Il a fallu que j’apprenne à lui faire confiance. Certains passages heurtaient mes conceptions du monde d’aujourd’hui ; je craignais que ces paroles ne soient dépassées. Elles me mettaient mal à l’aise et je me sentais jugé. C’est que l’écart était trop important et que j’étais trop habitué à critiquer seul dans mon coin.
Par chance, j’étais bien accompagné. Cela m’a permis d’approfondir les textes et de me rendre compte que mon malaise venait de ma propre incompréhension. Dans ce parcours, La Citadelle Intérieure de Pierre Hadot m’a bien aidé à clarifier ma pensée. J’ai notamment revu ma vision de l’un des principes fondamentaux du stoïcisme « seul ce qui dépend de nous peut être bien ou mal ». Je me méprenais sur le sens de ce « nous » jusqu’à ce que je lise comment Marc Aurèle s’exerce à « circonscrire le moi ». D’autres idées reçues se sont pareillement dissipées. À travers la plume d’Hadot, je redécouvrais un stoïcisme moins spartiate, empreint de patience et d’amour. Ses commentaires révélaient, sous le sérieux et la discipline, l’extase joyeuse de la contemplation du divin, la piété du philosophe stoïcien.
Les premiers fruits de la pratique
Il est clair que le stoïcisme a empreint mon expérience du monde, des exercices spirituels écrits et volontaires à la correction, lorsque je les saisi, de mes représentations. S’il me fallait élire ce que le stoïcisme m’a apporté de plus personnel, je nommerais la reconnaissance envers mes parents et un engagement en tant que citoyen du monde.
En effet, je suis né avec un handicap qui a nécessité de nombreuses opérations les premières années de ma vie et une attention constante les suivantes. Mes parents ont assumé ces épreuves héroïquement, sans jamais que je ne me sente autre chose qu’aimé. Sans la philosophie – mais surtout les paroles de ma compagne –, j’aurais pu continuer à appréhender ce que j’ai toujours connu comme une normalité, aussi reconnaissant qu’un fier jeune homme. J’aurais pu les perdre sans avoir le temps de passer avec eux ces moments simples, en ayant fermement à l’esprit tout ce que je leur dois.
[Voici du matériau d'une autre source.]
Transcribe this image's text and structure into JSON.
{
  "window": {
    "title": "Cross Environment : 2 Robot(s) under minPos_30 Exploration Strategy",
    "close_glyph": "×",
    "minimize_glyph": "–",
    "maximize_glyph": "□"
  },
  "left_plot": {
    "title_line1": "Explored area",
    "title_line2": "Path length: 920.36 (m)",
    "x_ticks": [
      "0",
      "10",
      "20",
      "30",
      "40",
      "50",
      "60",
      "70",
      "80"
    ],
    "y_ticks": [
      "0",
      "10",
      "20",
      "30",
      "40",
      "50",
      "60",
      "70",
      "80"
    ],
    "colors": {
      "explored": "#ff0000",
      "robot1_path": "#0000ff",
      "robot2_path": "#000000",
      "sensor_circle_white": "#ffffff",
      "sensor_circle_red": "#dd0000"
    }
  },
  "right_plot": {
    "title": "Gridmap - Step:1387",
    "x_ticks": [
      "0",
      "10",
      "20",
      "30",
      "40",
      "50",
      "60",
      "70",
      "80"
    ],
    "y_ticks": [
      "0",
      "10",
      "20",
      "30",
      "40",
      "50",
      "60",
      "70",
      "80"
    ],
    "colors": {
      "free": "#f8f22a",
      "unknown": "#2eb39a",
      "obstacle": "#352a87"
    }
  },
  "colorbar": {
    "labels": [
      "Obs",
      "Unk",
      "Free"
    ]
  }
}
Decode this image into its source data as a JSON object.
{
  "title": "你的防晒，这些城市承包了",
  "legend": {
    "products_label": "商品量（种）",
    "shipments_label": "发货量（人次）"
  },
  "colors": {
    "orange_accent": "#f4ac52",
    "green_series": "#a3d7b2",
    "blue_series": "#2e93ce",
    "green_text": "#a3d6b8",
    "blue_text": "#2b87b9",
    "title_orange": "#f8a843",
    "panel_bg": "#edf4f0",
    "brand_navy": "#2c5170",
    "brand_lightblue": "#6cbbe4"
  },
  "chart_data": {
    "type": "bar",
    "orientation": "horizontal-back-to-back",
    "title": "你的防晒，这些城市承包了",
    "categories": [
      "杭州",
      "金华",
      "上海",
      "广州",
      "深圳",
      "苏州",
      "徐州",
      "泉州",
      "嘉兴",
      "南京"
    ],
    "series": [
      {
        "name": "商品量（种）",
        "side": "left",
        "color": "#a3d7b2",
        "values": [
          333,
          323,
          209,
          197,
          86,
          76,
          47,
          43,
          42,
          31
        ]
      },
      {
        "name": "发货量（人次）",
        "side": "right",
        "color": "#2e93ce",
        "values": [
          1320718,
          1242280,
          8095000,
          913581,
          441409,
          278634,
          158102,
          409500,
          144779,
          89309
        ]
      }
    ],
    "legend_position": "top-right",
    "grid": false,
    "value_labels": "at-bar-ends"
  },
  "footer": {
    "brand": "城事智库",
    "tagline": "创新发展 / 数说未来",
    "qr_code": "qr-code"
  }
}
Ensuite, le concept des kathekonta est l’un de ceux que j’ai le plus médité. Il permet d’identifier, par une alternance entre l’observation de notre place dans le monde et l’introspection sur nos dispositions, ce qui semble être des actions bonnes, appropriées à chaque champs de notre existence – que ce soit par rapport à nous-même, à notre famille mais aussi notre société, l’humanité, les dieux… Cela nous responsabilise tout à fait ; c’est ce que je trouve rassurant et engageant. Il ne s’agit pas de s’en tenir à une liste rigide de devoirs imposés mais d’observer et comprendre le rôle qui nous a été attribué, de le jouer du mieux possible. Lorsque j’arrive à être pleinement immergé dans cette pensée, même les tâches d’ordinaire les plus pénibles me procurent de la joie, un sentiment de dialogue avec la Nature.